Any assistance gratefully received.

Mark Rae
 
N

Nicole Calinoiu

Mark,

This is actually a browser security feature; it has nothing to do with your
application in particular. If the browser in question is IE, the simplest
workaround is usually to add the site to the trusted sites list. Of course,
this should only be done if the site is actually sufficiently trustworthy to
merit this.

HTH,
Nicole
 
T

Tarren

You could achieve the feature this way.

Keep a copy of the file on the server, and stream it to the browser when
they click to view, so it will be a replica of the file they have on their
disk. Since it will be readonly, it will not be an issue.

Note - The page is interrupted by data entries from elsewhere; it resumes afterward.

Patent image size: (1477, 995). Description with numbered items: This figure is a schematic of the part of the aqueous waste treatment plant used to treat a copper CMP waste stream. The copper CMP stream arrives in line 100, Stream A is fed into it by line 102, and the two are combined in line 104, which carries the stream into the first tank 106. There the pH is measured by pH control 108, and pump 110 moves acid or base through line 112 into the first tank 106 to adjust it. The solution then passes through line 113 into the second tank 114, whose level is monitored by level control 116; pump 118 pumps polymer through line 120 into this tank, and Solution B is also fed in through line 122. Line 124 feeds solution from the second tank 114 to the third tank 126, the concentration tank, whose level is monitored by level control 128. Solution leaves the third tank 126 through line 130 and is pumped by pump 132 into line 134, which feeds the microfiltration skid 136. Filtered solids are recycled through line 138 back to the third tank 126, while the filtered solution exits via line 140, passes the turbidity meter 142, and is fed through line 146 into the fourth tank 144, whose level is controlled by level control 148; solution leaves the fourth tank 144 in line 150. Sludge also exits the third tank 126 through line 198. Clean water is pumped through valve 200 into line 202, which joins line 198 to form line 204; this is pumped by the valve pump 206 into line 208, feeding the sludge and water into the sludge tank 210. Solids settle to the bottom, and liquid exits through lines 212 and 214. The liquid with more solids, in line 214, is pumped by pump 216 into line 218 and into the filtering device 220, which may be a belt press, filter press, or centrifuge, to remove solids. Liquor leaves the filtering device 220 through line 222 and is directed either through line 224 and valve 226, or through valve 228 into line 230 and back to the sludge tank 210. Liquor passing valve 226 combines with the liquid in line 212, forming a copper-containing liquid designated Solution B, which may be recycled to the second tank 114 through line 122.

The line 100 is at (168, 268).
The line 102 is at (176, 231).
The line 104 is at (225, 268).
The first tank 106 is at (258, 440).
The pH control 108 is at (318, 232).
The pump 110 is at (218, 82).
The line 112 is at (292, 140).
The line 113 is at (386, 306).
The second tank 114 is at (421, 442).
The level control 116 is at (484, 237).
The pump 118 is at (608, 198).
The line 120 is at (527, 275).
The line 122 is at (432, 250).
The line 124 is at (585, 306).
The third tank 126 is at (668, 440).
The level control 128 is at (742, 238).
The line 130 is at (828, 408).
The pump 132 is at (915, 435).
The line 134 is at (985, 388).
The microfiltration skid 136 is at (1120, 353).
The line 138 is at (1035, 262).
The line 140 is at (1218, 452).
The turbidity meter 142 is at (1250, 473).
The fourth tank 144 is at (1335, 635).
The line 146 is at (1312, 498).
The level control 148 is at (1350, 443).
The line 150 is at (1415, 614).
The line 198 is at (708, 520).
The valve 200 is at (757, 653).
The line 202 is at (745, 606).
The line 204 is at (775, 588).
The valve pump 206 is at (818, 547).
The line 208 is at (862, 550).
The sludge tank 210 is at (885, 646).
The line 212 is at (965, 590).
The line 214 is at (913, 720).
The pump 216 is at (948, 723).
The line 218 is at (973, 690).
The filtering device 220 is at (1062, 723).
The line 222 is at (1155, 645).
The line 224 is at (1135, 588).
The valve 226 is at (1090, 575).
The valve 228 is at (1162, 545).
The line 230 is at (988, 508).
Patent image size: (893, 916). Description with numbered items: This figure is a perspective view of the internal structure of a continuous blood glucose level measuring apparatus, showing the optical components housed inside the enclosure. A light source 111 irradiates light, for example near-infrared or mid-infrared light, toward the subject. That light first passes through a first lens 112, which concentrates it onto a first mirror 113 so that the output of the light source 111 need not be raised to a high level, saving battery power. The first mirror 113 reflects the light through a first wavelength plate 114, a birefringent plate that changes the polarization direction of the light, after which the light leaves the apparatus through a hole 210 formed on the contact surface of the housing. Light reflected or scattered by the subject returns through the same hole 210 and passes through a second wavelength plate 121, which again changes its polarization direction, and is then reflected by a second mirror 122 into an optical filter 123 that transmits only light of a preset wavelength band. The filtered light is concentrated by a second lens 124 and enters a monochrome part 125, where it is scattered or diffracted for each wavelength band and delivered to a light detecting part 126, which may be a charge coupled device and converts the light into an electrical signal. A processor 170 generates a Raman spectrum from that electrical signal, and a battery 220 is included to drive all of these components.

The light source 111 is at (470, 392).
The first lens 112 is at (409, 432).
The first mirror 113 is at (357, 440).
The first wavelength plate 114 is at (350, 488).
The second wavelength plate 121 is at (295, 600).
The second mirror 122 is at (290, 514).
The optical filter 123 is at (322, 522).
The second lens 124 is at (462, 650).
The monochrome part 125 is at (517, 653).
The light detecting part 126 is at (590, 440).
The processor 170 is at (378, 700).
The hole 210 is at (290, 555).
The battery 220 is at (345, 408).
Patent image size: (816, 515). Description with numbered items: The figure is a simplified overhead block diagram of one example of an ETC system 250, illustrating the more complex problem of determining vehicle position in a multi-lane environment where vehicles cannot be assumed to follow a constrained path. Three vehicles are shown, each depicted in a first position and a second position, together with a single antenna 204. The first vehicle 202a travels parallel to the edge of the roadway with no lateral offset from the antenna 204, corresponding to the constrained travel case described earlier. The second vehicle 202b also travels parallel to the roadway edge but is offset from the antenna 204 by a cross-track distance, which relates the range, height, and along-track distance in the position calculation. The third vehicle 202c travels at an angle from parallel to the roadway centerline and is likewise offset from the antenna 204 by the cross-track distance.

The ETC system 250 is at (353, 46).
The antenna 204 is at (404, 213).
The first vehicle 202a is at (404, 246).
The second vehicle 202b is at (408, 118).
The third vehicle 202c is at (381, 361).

Or, if the file is small enough, you can keep it in memory and stream it
from memory.

You could just keep the memory on server disk/memory until they confirm/deny
the option to view it on screen to manage server resources.
 
M

Mark Rae

"Nicole Calinoiu" <calinoiu REMOVETHIS AT gmail DOT com> wrote in message

Nicole,

Thanks for the reply.
This is actually a browser security feature; it has nothing to do with
your application in particular.

I see.
If the browser in question is IE, the simplest workaround is usually to
add the site to the trusted sites list.

Yep - that works.
Of course, this should only be done if the site is actually sufficiently
trustworthy to merit this.

Since I'm building the site, I'm confident of its trustworthiness... :)

Mark
 
N

Nicole Calinoiu

Since I'm building the site, I'm confident of its trustworthiness... :)

Really? Do you allow any user-provided text to be displayed in any page
without HTML-encoding? If so, your site is probably vulnerable to
cross-site scripting attacks, and it shouldn't be added to the trusted sites
zone. Personally, I make every effort to ensure that my applications
HTML-encode every bit of dynamic text that might end up in any page, but I
still worry since there's always the chance I missed one somewhere...

Other points of potential risk are things like allowing users (even highly
privileged users) to specify the local file to be opened by one of your
file: protocol links. This sort of thing could allow one user to force
local execution of potentially malicious code on another user's computer,
within the context of the launching user's account.
 
M

Mark Rae

You could just keep the memory on server disk/memory until they
confirm/deny the option to view it on screen to manage server resources.

That might be the best solution - thanks.